Это уже совсем отзывалось оперой, но не до того было Павлику, и все такие излияния он пропускал мимо ушей; а наперсницы бабушки в такт речам покачивали головами и умиленно складывали шершавые пятнистые ручки, шепча усохшими голосами: «Так, так, ваше превосходительство, воистину так».
Забравши жуткую повесть о доне Родриго, мимо статского советника проходит сочинитель к бабушкиной ручке и удаляется в редакцию. Еще звучат в слухе его сладкоголосые напевы, а в сердце уже веет жестоким холодком: да, он отдаст эту повесть пропечатать в газете, она будет тянуться не меньше, чем две недели; каждый день в течение полумесяца будет медленно впитывать в себя англичанин смертоносную отраву, пока не проникнется сознанием, что ему дается в этой газете предостережение и что единственным исходом ему будет покинуть Москву.
По широкой, убранной коврами лестнице поднимается Павел в бельэтаж роскошного дома. Подъезд вовсе не напоминает обычный редакционный, — собрались, очевидно, богатые люди, будут платить хорошие гонорары, газета будет поставлена твердо, и в будущем есть все надежды на успех.
Миловидная накрахмаленная горничная вводит Павлика в приемную редакции. И здесь не по-обычному: богатая, заставленная дорогой мебелью комната, продушенная пармской фиалкой; на паркете ковры, на окнах плюшевые драпировки, на столике гостеприимно раскрыт ящик с сигарами; положительно, здесь живут Крезы; газета обещает походить на американское предприятие, необходимо возможно выше поднять себе цену, а главное, необходимо принять сейчас же независимый вид.

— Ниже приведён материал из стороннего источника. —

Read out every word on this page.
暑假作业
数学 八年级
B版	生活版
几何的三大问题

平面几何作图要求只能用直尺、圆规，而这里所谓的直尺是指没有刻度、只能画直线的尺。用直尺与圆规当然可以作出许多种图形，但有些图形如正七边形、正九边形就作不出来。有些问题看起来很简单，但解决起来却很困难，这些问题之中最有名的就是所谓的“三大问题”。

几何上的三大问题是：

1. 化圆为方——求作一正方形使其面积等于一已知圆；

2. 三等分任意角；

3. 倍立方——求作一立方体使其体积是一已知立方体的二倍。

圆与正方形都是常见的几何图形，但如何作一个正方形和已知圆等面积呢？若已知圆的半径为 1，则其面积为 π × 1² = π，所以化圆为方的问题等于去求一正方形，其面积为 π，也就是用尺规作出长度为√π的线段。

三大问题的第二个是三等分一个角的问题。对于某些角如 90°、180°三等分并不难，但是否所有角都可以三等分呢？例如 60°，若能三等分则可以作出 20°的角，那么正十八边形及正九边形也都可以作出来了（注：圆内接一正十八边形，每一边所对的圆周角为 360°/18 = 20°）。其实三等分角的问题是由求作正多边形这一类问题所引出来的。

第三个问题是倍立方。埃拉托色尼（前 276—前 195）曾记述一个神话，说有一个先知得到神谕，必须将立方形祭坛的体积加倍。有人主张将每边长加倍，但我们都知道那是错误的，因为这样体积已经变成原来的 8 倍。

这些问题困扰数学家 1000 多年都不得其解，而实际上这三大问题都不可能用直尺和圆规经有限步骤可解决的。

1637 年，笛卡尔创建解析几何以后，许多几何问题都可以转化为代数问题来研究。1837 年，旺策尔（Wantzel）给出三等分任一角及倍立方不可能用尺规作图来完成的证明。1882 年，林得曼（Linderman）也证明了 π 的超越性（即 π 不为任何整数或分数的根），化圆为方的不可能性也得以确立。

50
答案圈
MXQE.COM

Оглядев себя в зеркале, пытается Павел разлохматить свои вьющиеся пепельные волосы. Студенческий сюртук си. им на нем чудесно, на мизинце кольцо, манжеты белоснежны, ореховые глаза так мило темнеют под черными тонкими бровями, что самому себе Павлик кажется красивым, чего же нужно ожидать еще.
Не успевает он раскрыть книгу толстого журнала, как за спиною его раздается мягкий кашель; Павел поднимается: изящный немолодой белокурый человек в смокинге, с бриллиантами в крахмальной сорочке, выявляется в дверях и вежливо кланяется студенту.